Sliver polygon

A sliver polygon, in the context of Geographic Information Systems (GIS), is a small polygon found in vector data that is an artifact of error rather than representing a real-world feature.[1] They have been a recognized source of error since overlay was first invented in the 1970s.

Examples of sliver polygons

History

These meaningless polygons were recognized early in the development of GIS. In fact, in 1978 Michael Goodchild found that they constituted the majority of all polygons in some operational GIS.[2] Early programs for performing vector overlay, such as WHIRLPOOL, developed mechanisms for preventing sliver polygons, such as the "epsilon filter" (fuzzy tolerance)[3] In recent decades, most of the focus of software vendors and practitioners has been on improving the quality of GIS data to prevent them.

Cause, Prevention, Repair

Sliver polygons are typically created when polygons are automatically generated from lines that should be coincident (e.g., an international boundary following a river de jure, or two adjacent counties) but are not, due to the natural discrepancies that arise from manual or automated digitization.
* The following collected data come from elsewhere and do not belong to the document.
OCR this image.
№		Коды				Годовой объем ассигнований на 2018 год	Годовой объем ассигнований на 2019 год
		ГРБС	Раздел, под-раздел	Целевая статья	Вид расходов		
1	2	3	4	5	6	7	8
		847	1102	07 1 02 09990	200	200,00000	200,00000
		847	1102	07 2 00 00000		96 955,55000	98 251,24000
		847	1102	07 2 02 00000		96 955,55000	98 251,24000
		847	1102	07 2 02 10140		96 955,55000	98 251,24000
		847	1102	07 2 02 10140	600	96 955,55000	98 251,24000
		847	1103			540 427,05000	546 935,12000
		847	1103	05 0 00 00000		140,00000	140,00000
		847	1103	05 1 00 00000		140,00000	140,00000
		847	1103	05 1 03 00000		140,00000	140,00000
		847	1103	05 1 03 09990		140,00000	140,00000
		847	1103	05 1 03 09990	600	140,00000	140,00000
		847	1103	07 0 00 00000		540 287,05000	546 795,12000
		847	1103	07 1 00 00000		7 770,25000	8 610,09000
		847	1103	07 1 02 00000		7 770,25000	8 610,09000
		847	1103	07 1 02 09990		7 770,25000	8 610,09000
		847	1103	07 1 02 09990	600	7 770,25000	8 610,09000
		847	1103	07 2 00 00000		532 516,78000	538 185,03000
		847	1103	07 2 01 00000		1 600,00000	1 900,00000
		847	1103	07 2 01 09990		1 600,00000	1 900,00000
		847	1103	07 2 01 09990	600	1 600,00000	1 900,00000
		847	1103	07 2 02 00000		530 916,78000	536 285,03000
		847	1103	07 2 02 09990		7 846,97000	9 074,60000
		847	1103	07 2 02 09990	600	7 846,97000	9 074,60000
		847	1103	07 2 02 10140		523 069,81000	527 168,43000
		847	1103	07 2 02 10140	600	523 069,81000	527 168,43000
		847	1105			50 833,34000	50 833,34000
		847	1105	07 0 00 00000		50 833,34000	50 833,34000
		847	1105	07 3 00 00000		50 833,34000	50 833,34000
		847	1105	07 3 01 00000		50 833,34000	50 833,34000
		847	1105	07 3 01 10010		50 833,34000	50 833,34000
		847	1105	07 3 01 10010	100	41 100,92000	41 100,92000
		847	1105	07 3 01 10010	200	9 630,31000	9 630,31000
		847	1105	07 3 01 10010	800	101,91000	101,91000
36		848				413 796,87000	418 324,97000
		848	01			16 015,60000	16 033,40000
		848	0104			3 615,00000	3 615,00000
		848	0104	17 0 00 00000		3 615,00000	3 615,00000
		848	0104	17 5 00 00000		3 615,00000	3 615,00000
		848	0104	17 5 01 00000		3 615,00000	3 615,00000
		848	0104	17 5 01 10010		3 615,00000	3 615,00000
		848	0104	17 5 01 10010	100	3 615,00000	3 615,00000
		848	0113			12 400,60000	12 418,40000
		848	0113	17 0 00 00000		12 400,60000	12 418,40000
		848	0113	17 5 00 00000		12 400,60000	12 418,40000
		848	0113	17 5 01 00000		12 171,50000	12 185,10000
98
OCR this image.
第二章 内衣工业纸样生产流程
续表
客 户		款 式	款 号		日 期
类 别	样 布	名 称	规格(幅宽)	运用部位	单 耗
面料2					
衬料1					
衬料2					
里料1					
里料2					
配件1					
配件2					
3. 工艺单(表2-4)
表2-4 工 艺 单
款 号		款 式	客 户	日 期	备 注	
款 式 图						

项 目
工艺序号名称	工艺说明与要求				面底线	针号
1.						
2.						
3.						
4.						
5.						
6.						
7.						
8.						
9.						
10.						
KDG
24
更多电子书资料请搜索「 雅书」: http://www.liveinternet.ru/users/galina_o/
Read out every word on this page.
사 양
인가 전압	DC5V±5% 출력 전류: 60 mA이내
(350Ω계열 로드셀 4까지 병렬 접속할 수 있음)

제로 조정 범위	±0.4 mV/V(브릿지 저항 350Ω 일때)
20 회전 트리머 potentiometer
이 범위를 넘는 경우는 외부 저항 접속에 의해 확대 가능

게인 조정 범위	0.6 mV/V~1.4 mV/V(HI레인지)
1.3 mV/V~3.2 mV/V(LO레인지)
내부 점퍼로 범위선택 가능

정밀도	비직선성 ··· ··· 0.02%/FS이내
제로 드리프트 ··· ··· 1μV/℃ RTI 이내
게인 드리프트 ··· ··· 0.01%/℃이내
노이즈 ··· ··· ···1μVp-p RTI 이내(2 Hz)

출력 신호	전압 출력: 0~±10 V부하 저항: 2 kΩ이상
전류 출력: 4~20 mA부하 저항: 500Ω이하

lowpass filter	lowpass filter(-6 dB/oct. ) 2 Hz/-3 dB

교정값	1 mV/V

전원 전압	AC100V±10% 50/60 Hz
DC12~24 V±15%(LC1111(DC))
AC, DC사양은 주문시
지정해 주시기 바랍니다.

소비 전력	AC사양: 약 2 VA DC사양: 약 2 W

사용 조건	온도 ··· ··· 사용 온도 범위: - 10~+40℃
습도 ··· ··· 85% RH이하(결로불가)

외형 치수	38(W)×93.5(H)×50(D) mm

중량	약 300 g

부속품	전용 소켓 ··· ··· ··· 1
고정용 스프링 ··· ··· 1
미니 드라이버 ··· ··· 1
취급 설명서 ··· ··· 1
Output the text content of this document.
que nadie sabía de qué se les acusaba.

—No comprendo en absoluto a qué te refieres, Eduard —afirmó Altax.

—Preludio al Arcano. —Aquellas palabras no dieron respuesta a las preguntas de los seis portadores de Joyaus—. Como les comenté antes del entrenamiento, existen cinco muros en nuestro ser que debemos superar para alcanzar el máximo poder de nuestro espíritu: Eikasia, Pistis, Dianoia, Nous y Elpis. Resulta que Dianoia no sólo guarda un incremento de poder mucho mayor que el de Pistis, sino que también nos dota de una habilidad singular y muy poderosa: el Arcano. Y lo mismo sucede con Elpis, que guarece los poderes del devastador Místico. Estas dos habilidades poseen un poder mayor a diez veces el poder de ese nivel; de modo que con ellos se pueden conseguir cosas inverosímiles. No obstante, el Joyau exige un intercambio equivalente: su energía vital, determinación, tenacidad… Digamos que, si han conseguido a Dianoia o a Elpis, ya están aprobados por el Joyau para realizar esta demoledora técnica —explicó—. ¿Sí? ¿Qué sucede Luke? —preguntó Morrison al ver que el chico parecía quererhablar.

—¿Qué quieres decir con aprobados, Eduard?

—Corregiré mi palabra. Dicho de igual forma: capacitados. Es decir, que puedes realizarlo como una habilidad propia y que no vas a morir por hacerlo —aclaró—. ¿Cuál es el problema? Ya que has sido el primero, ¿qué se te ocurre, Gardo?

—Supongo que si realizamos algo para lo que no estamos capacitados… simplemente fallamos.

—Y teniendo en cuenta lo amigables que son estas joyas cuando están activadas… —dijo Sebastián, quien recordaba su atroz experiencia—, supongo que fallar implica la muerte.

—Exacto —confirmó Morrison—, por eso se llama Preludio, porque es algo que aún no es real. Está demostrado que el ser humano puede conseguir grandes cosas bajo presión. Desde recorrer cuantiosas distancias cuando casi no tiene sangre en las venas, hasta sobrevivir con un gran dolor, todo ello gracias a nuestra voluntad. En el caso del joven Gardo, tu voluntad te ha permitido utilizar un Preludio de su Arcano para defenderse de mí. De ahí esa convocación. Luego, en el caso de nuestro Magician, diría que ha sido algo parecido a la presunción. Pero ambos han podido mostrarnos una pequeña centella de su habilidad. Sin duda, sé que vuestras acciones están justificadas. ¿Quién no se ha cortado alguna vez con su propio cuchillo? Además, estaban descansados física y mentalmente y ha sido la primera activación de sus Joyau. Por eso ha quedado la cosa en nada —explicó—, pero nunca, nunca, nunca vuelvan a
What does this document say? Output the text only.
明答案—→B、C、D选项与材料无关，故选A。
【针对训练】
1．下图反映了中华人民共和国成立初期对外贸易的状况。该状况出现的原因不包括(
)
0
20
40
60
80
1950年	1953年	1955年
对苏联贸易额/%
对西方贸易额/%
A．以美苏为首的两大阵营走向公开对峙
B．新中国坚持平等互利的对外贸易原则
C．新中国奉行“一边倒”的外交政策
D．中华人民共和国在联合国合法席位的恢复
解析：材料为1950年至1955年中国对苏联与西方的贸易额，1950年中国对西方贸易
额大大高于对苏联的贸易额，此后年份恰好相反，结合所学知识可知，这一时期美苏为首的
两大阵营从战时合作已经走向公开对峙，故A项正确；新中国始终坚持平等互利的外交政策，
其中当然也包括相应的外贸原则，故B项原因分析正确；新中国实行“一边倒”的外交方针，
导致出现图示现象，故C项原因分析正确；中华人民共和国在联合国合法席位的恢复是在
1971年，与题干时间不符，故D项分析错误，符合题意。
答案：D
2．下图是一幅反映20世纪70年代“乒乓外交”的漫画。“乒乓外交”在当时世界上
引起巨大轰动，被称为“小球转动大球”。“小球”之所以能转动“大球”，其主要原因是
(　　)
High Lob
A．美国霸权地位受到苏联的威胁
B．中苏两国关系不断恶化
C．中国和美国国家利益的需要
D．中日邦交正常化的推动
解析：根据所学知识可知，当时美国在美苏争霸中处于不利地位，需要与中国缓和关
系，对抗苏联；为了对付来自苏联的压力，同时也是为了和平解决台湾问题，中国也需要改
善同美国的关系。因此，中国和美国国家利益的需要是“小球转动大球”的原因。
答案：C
This can occur when a single layer is digitized and adjacent polygons are traced separately, or during vector overlay when separate polygon layers are merged.

They can be prevented during the digitization process by ensuring that lines that are supposed to be coincident actually are coincident. The editing systems in most GIS software provides for snapping, in which a point placed near an existing point "snaps" to the exact same coordinate. The user can usually control the process, such as setting a snap tolerance (the maximum distance to consider "close enough"), and which layers and which parts of those layers to snap to.[4] In addition, many systems have tracing tools, so that newly digitized lines can exactly follow existing lines.

During the overlay process, the preferred mode of sliver polygon prevention is the use of a fuzzy tolerance, which is sometimes called a "xy tolerance" (ArcGIS) or "snapping threshold" (GRASS), and was originally called an "epsilon filter."[3] The user provides a tolerance distance, and as the lines of the input layers are being combined topologically, any lines that are roughly parallel, consistently closer together than the fuzzy tolerance, are combined into a single line. The choice of a proper fuzzy tolerance depends on the situation, especially the scale of the data, and can be a challenge. If it is set too large, narrow but meaningful polygons (e.g., islands in a river) can be collapsed.[5]

If sliver polygons still exist in a dataset, they may be removed manually or automatically. Some GIS systems provide a tool for topological verification, which searches for topological errors in a data set (sliver polygons being one among many potential types of error), flagging them for correction.[6] One option is to attempt to remove them automatically; many GIS systems provide a tool (usually called Eliminate) that finds very small polygons and merges them into one of the adjacent polygons. There is usually a parameter to pre-select, in situations where there is more than one adjacent polygon, either the largest adjacent polygon or the one with the longest common boundary.[7]

References

  1. Chrisman, Nicholas R. (2002). Exploring Geographic Information Systems (2nd ed.). Wiley. pp. 125–137.
  2. Goodchild, Michael F. (1978). "Statistical aspects of the polygon overlay problem". Harvard papers on geographic information systems. 6.
  3. Dougenik, James (1979). "WHIRLPOOL: A geometric processor for polygon coverage data" (PDF). Proceedings of the International Symposium on Cartography and Computing (Auto-Carto IV). 2: 304–311.
  4. Esri. "Snapping and grids". ArcGIS Pro Documentation. Retrieved 27 October 2021.
  5. Jensen, John R.; Jensen, Ryan R. (2013). Introductory Geographic Information Systems. Pearson. p. 117.
  6. Esri. "Topology in ArcGIS". ArcGIS Pro Documentation.
  7. QGIS. "Eliminate selected polygons". QGIS 3.16 documentation. OSGEO. Retrieved 27 October 2021.